En 1973 se desencadenó la llamada crisis del petróleo que, junto con las consecuencias de lo ocurrido en el año 1968, acabó con el orden de lo político forjado en los países desarrollados desde el final de la Segunda Guerra Mundial. Yo era demasiado joven como para tomar conciencia de lo ocurrido, pero por eso mismo quedé instalado naturalmente en la crisis. Y es que aquel gran cambio no iba a verse seguido de un nuevo período de estabilidad. Al contrario, desde entonces hemos vivido en crisis permanente, sin tiempo para el descanso y la seguridad. Los años de entre 1996 y 2008 trajeron un período de prosperidad y crecimiento como yo –al menos- no había visto nunca, e incluso hubo voces que hablaron del final de los ciclos económicos. Aquello resultaba demasiado teórico y si alguna creencia estuvo vigente en todo ese tiempo es que siempre viviríamos en un mundo inestable, con cambio o disrupción –como se dice ahora- permanente.
En todos esos años, muy pocas cosas quedaron a salvo y sin tocar. Una de ellas fue la democracia liberal, excepto en círculos muy minoritarios, sin repercusión en la opinión pública. La democracia liberal había triunfado en los años 40, superada la crisis de la democratización del liberalismo de la que fueron testigos las cuatro décadas previas. Ni la crisis del 68 ni la del 73, ni las dos unidas pudieron con ella. De hecho, la fortalecieron, en particular cuando la onda de choque se llevó por delante el comunismo. (El socialismo, es decir la socialdemocracia ya había sucumbido a principios de los ochenta.) Fue entonces cuando pareció que la democracia liberal había quedado sin rival político de ninguna clase.

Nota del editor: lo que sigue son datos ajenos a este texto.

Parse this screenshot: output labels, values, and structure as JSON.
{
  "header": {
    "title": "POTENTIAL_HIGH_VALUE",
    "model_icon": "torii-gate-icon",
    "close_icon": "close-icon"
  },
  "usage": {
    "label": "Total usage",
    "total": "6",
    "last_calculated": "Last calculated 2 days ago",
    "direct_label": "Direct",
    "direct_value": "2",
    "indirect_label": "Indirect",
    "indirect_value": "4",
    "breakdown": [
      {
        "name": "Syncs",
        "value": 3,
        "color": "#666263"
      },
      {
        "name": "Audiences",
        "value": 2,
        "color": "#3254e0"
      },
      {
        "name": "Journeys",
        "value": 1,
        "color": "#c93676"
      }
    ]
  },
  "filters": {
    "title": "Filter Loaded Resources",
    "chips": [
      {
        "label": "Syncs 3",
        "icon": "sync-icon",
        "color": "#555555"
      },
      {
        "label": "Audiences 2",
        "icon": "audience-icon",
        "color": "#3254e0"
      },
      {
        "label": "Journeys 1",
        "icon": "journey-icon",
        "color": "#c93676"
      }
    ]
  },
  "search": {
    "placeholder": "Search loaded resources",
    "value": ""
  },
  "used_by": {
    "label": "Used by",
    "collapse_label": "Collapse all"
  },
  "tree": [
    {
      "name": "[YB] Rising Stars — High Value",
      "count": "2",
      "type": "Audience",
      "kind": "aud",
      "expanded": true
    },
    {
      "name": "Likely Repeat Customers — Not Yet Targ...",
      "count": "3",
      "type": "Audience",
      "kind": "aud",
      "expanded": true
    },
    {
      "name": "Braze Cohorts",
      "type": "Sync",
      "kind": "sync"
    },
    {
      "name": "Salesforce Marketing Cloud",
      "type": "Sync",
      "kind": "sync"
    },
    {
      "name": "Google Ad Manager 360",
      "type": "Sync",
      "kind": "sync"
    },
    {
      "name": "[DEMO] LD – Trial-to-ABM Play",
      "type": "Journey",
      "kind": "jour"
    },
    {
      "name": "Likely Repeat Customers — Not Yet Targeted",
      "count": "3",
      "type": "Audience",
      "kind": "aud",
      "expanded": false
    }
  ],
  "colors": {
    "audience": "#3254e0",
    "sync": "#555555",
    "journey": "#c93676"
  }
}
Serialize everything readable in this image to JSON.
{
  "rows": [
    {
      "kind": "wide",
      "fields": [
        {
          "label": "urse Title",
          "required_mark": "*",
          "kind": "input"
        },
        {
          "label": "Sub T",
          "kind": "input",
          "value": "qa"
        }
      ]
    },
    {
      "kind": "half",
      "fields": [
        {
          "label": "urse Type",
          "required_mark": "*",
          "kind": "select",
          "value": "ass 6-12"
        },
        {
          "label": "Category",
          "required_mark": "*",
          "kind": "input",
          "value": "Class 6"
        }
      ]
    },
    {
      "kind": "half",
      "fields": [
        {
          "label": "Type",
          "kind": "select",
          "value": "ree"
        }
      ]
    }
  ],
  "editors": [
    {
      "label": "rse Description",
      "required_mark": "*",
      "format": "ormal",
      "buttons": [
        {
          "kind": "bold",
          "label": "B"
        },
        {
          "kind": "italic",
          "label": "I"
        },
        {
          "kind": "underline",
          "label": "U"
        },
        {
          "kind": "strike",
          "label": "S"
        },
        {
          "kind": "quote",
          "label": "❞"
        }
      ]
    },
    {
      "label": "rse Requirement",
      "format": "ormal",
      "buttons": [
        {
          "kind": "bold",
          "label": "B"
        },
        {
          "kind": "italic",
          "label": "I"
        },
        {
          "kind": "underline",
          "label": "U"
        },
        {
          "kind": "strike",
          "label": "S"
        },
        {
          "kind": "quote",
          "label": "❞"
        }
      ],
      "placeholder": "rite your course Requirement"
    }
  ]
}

Los ataques del 11-S, seguidos de los del 11-M en Madrid, indicaron que algo iba mal. Están entre los hechos que nos impidieron pensar que aquellos años de bonanza económica significaran nada parecido al final de la historia aunque –debo añadir- el impacto de lo ocurrido entre 1989 y 1991 seguía vivo y servía de apoyo a un optimismo de fondo no agotado del todo: el amanecer cuya falsedad ha venido diseccionando John Gray desde entonces.
La nueva crisis de 2008, que acabó con más de diez años de prosperidad, terminó también con todo aquello. Puso en cuestión las ideas y las convicciones liberales que casi habían llegado a alcanzar la categoría de dogma y aunque no invalidó, para mí, la confianza de que la libertad económica es la única base imaginable para el progreso, también para la libertad personal, sí que devolvió su protagonismo al Estado. Con el problema añadido, aun así, de la imposibilidad de restaurar el consenso que estaba en la base de las democracias liberales y socialdemócratas, o socialcristianas, de entre 1945 y 1973.
La gran crisis económica de 2008 también tuvo, como no podía ser menos, consecuencias políticas. Como nunca hasta entonces, la opinión se distanció de los dirigentes y, perdida la confianza, suscitó la desaparición o a la reducción de influencia de los grandes partidos tradicionales. Así surgieron nuevos agentes políticos que dieron voz a aquella crisis de la representación cuyas consecuencias políticas llegaron, como ya había apuntado Tocqueville, después de ocurrida la quiebra que les dio lugar. El populismo, porque eso es de lo que estamos hablando, plantea preguntas que ninguno de los agentes políticos previos es capaz siquiera de formular, y su irrupción, disruptiva por naturaleza, acabaría suscitando interrogantes nuevos, y también clásicos, acerca de la propia democracia. Sobre todo cuando su reivindicación de una representación auténtica responde a lo que la opinión vive como necesidad.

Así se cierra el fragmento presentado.